There's one function I know where its derivatives sort of look like what we started with, and that's the exponential function. So I'm actually going to make a guess. I'm going to guess that i of t is something of the form some constant times the exponential of time with some other scale factor. Now, k is an adjustable parameter, and that's an amplitude, telling us how big the signal is. What's s? s is up in the exponent along with t, and we know that by the time we take an exponent of anything, that whatever's up here has to have no units. So that means that s times t has no units, and that means that s has units of one over time.

So s is a frequency of some sort, and in particular, it's going to be a radian frequency. It's going to be in radians per second, so s is going to be called the natural frequency. Let's keep working on this. We're going to try to plug i back into our equation and see if it works.

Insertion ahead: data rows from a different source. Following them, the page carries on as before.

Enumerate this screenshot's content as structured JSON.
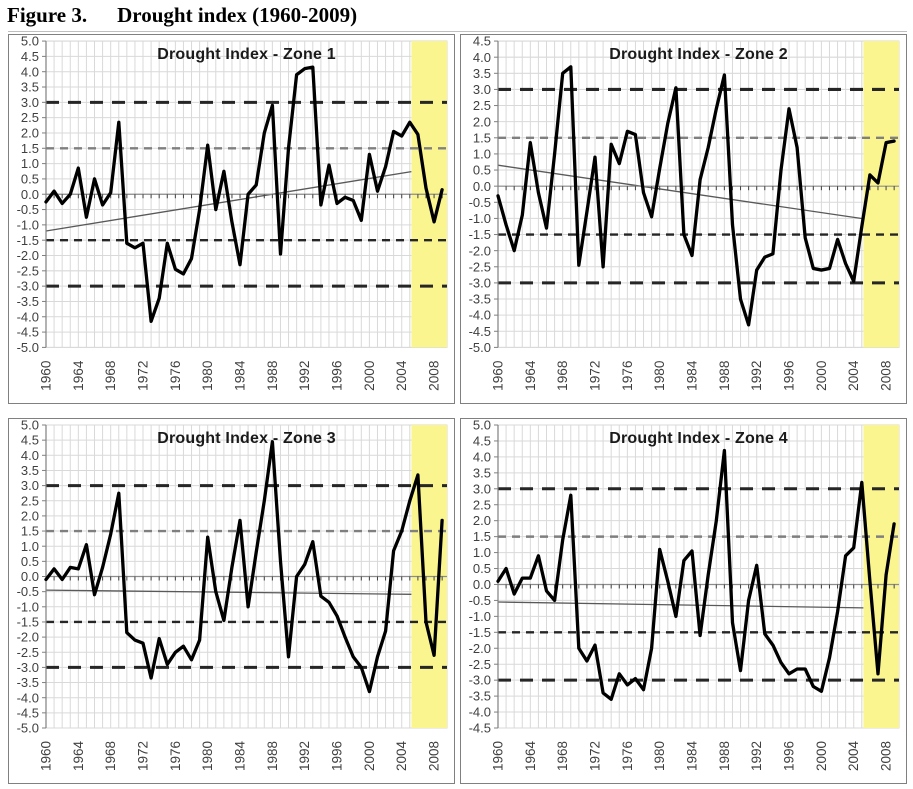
{
  "figure": {
    "label": "Figure 3.",
    "title": "Drought index (1960-2009)"
  },
  "colors": {
    "series_line": "#000000",
    "trend_line": "#595959",
    "threshold_major": "#262626",
    "threshold_minor_upper": "#7f7f7f",
    "threshold_minor_lower": "#262626",
    "gridline": "#d9d9d9",
    "zero_axis": "#8c8c8c",
    "tick": "#404040",
    "axis_label": "#404040",
    "highlight_band": "#faf58f",
    "panel_border": "#808080"
  },
  "chart_config": {
    "x_start": 1960,
    "x_end": 2009,
    "x_tick_interval": 4,
    "x_tick_labels": [
      "1960",
      "1964",
      "1968",
      "1972",
      "1976",
      "1980",
      "1984",
      "1988",
      "1992",
      "1996",
      "2000",
      "2004",
      "2008"
    ],
    "y_tick_step": 0.5,
    "thresholds": {
      "major_upper": 3.0,
      "minor_upper": 1.5,
      "minor_lower": -1.5,
      "major_lower": -3.0
    },
    "highlight_from_year": 2005.2,
    "grid": "on",
    "legend": "none"
  },
  "chart_data": [
    {
      "type": "line",
      "title": "Drought Index - Zone 1",
      "ylim": [
        -5.0,
        5.0
      ],
      "trend": {
        "y_start": -1.2,
        "y_end": 0.9
      },
      "values": [
        -0.25,
        0.1,
        -0.3,
        0.0,
        0.85,
        -0.75,
        0.5,
        -0.35,
        0.05,
        2.35,
        -1.6,
        -1.75,
        -1.6,
        -4.15,
        -3.4,
        -1.6,
        -2.45,
        -2.6,
        -2.1,
        -0.5,
        1.6,
        -0.5,
        0.75,
        -0.9,
        -2.3,
        0.0,
        0.3,
        2.0,
        2.9,
        -1.95,
        1.5,
        3.9,
        4.1,
        4.15,
        -0.35,
        0.95,
        -0.3,
        -0.1,
        -0.2,
        -0.85,
        1.3,
        0.1,
        0.9,
        2.05,
        1.9,
        2.35,
        1.95,
        0.2,
        -0.9,
        0.15
      ]
    },
    {
      "type": "line",
      "title": "Drought Index - Zone 2",
      "ylim": [
        -5.0,
        4.5
      ],
      "trend": {
        "y_start": 0.65,
        "y_end": -1.15
      },
      "values": [
        -0.3,
        -1.2,
        -2.0,
        -0.9,
        1.35,
        -0.2,
        -1.3,
        1.0,
        3.5,
        3.7,
        -2.45,
        -0.8,
        0.9,
        -2.5,
        1.3,
        0.7,
        1.7,
        1.6,
        -0.2,
        -0.95,
        0.55,
        1.95,
        3.05,
        -1.5,
        -2.15,
        0.2,
        1.2,
        2.4,
        3.45,
        -1.2,
        -3.5,
        -4.3,
        -2.6,
        -2.2,
        -2.1,
        0.5,
        2.4,
        1.2,
        -1.6,
        -2.55,
        -2.6,
        -2.55,
        -1.65,
        -2.4,
        -2.95,
        -1.25,
        0.35,
        0.1,
        1.35,
        1.4
      ]
    },
    {
      "type": "line",
      "title": "Drought Index - Zone 3",
      "ylim": [
        -5.0,
        5.0
      ],
      "trend": {
        "y_start": -0.45,
        "y_end": -0.6
      },
      "values": [
        -0.1,
        0.25,
        -0.1,
        0.3,
        0.25,
        1.05,
        -0.6,
        0.3,
        1.4,
        2.75,
        -1.85,
        -2.1,
        -2.2,
        -3.35,
        -2.05,
        -2.9,
        -2.5,
        -2.3,
        -2.75,
        -2.1,
        1.3,
        -0.5,
        -1.45,
        0.3,
        1.85,
        -1.0,
        0.8,
        2.5,
        4.45,
        0.5,
        -2.65,
        0.0,
        0.4,
        1.15,
        -0.65,
        -0.85,
        -1.3,
        -2.0,
        -2.65,
        -3.0,
        -3.8,
        -2.65,
        -1.8,
        0.85,
        1.5,
        2.5,
        3.35,
        -1.5,
        -2.6,
        1.85
      ]
    },
    {
      "type": "line",
      "title": "Drought Index - Zone 4",
      "ylim": [
        -4.5,
        5.0
      ],
      "trend": {
        "y_start": -0.55,
        "y_end": -0.75
      },
      "values": [
        0.1,
        0.5,
        -0.3,
        0.2,
        0.2,
        0.9,
        -0.2,
        -0.5,
        1.4,
        2.8,
        -2.0,
        -2.4,
        -1.9,
        -3.4,
        -3.6,
        -2.8,
        -3.15,
        -2.95,
        -3.3,
        -2.0,
        1.1,
        0.1,
        -1.0,
        0.75,
        1.05,
        -1.6,
        0.3,
        2.0,
        4.2,
        -1.2,
        -2.7,
        -0.5,
        0.6,
        -1.55,
        -1.9,
        -2.45,
        -2.8,
        -2.65,
        -2.65,
        -3.2,
        -3.35,
        -2.3,
        -0.85,
        0.9,
        1.15,
        3.2,
        0.1,
        -2.8,
        0.3,
        1.9
      ]
    }
  ]
}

We can plug i straight into here, and we need the second derivative of i.

So let's first take the first derivative: d/dt of i equals d/dt of k e^(st). We can take that derivative, and that equals k times s times e^(st), so it's also an exponential. Now we need the second derivative, so we want to take the derivative of this guy. The second derivative of i with respect to time equals the derivative of the first derivative of k e^(st), and that equals another s that comes down, so it's s² k e^(st).

Good. Now we have our second derivative; we can plug that in here. So the equation becomes s² k e^(st) + (1/LC) k e^(st) = 0. Let's do a little factoring. There's a common term here: k e^(st). Let me factor that out: k e^(st) times what's left: s² + (1/LC) = 0.

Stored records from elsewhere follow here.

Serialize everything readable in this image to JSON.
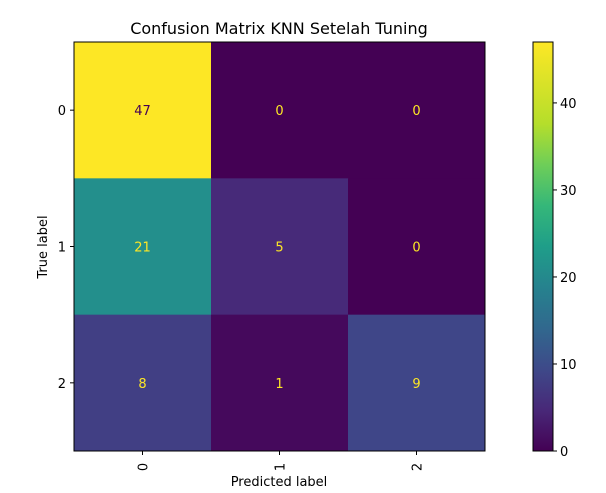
{
  "chart_data": {
    "type": "heatmap",
    "title": "Confusion Matrix KNN Setelah Tuning",
    "xlabel": "Predicted label",
    "ylabel": "True label",
    "x_ticks": [
      "0",
      "1",
      "2"
    ],
    "y_ticks": [
      "0",
      "1",
      "2"
    ],
    "matrix": [
      [
        47,
        0,
        0
      ],
      [
        21,
        5,
        0
      ],
      [
        8,
        1,
        9
      ]
    ],
    "colormap": "viridis",
    "value_range": [
      0,
      47
    ],
    "colorbar_ticks": [
      "0",
      "10",
      "20",
      "30",
      "40"
    ],
    "cell_text_colors": {
      "on_dark": "#fde725",
      "on_light": "#440154"
    }
  }
}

Okay, we have how many adjustable parameters here? We have k and s; those are the two. L and C are constants that are values of our circuit. So we need to find some values of k and s that make this equation zero. I can make k equal to zero, and that would mean that 0 = 0, so our amplitude would be 0. If we put nothing in the circuit, we get nothing out. That's totally boring, so that's not so interesting of a solution.

Now, does e^(st) ever become zero? e to something? It never does. If I let t go to plus infinity and s is negative, then e^(st) would become zero, but plus infinity time from now is pretty far in the future, and I don't want to wait that long. So the interesting solution becomes: can we make s² + (1/LC) equal to zero? This equation is referred to as the characteristic equation.

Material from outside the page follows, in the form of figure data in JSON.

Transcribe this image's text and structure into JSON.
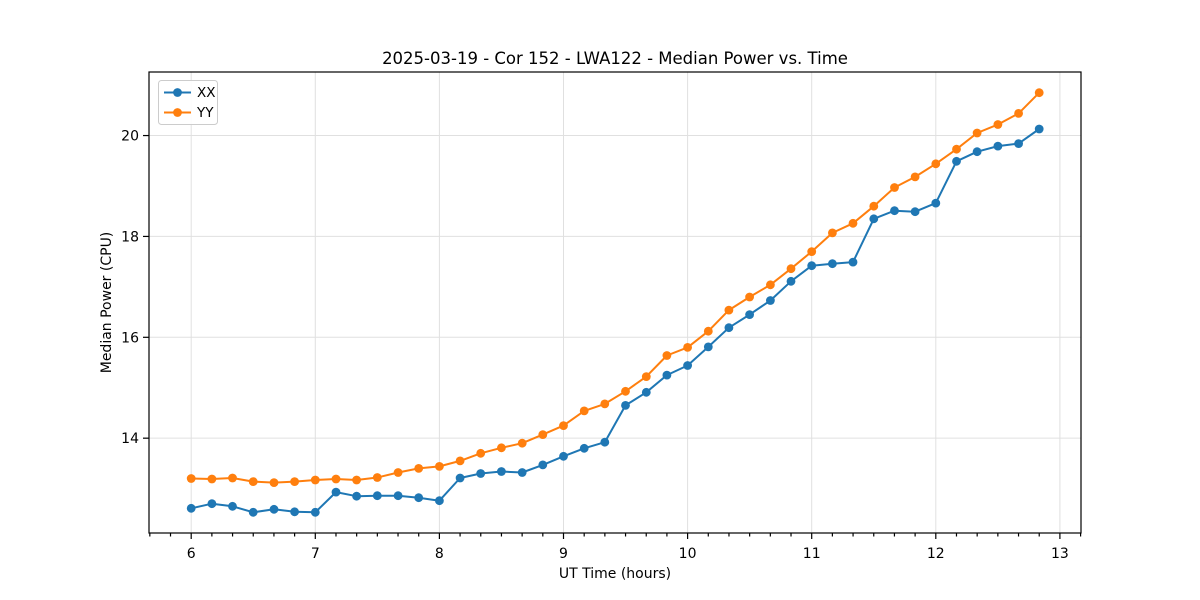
{
  "colors": {
    "series_xx": "#1f77b4",
    "series_yy": "#ff7f0e",
    "grid": "#e0e0e0",
    "frame": "#000000",
    "background": "#ffffff"
  },
  "chart_data": {
    "type": "line",
    "title": "2025-03-19 - Cor 152 - LWA122 - Median Power vs. Time",
    "xlabel": "UT Time (hours)",
    "ylabel": "Median Power (CPU)",
    "grid": true,
    "legend_position": "upper left",
    "marker": "circle",
    "xlim": [
      5.66,
      13.17
    ],
    "ylim": [
      12.12,
      21.26
    ],
    "x_ticks": [
      6,
      7,
      8,
      9,
      10,
      11,
      12,
      13
    ],
    "y_ticks": [
      14,
      16,
      18,
      20
    ],
    "x_minor_ticks_per_major": 6,
    "x": [
      6.0,
      6.167,
      6.333,
      6.5,
      6.667,
      6.833,
      7.0,
      7.167,
      7.333,
      7.5,
      7.667,
      7.833,
      8.0,
      8.167,
      8.333,
      8.5,
      8.667,
      8.833,
      9.0,
      9.167,
      9.333,
      9.5,
      9.667,
      9.833,
      10.0,
      10.167,
      10.333,
      10.5,
      10.667,
      10.833,
      11.0,
      11.167,
      11.333,
      11.5,
      11.667,
      11.833,
      12.0,
      12.167,
      12.333,
      12.5,
      12.667,
      12.833
    ],
    "series": [
      {
        "name": "XX",
        "color": "#1f77b4",
        "values": [
          12.61,
          12.7,
          12.65,
          12.53,
          12.59,
          12.54,
          12.53,
          12.93,
          12.85,
          12.86,
          12.86,
          12.82,
          12.76,
          13.21,
          13.3,
          13.34,
          13.32,
          13.47,
          13.64,
          13.8,
          13.92,
          14.65,
          14.91,
          15.25,
          15.44,
          15.81,
          16.19,
          16.45,
          16.73,
          17.11,
          17.42,
          17.46,
          17.49,
          18.35,
          18.51,
          18.49,
          18.66,
          19.49,
          19.68,
          19.79,
          19.84,
          20.13
        ]
      },
      {
        "name": "YY",
        "color": "#ff7f0e",
        "values": [
          13.2,
          13.19,
          13.21,
          13.14,
          13.12,
          13.14,
          13.17,
          13.19,
          13.17,
          13.22,
          13.32,
          13.4,
          13.44,
          13.55,
          13.7,
          13.81,
          13.9,
          14.07,
          14.25,
          14.54,
          14.68,
          14.93,
          15.22,
          15.64,
          15.8,
          16.12,
          16.54,
          16.8,
          17.04,
          17.36,
          17.7,
          18.07,
          18.26,
          18.6,
          18.97,
          19.18,
          19.44,
          19.73,
          20.05,
          20.22,
          20.44,
          20.85
        ]
      }
    ]
  }
}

Let's see what happens when we try to solve this. The first step of this is, I'm going to get s² = -1/LC or s = sqrt(-1/LC). Uh oh, look what happens here; we're taking the square root of a negative number. So what's going to happen here? We're going to get an imaginary number for our answer. I can write this as sqrt(-1) times sqrt(1/LC), and that gives me two answers. I'm going to call the first answer s₁, and that's going to be equal to j, which is the imaginary number (that's the square root of -1 for electrical engineers), times sqrt(1/LC). The other s₂ is the negative of that: -j.

So these are two possible solutions to our differential equation. Now I'm going to give a nickname to this expression here because I don't want to write it so much; I'm going to call this ω₀. This is a lowercase omega, a Greek letter. This is the capital omega that we use for ohms, but little omega is often used as this variable here. So I can say that s = s₁ = +jω₀ and s₂ = -jω₀.

We're going to use this notation for a little bit, but just remember I made that simple substitution. We have two different roots that can cause our differential equation to go to zero. So when we combine these into a solution for i, we're going to say i = k₁ e^(s₁ t) + k₂ e^(s₂ t). I could also write this as, let's fill in some of the numbers here: k₁ e^(+jω₀ t) + k₂ e^(-jω₀ t). So that's my proposed solution.

What we need to do now, we found s; we found two values of s. Now we have these two constants. We got to work those out. So in the next video, we'll use the initial conditions to figure out what k₁ and k₂ are.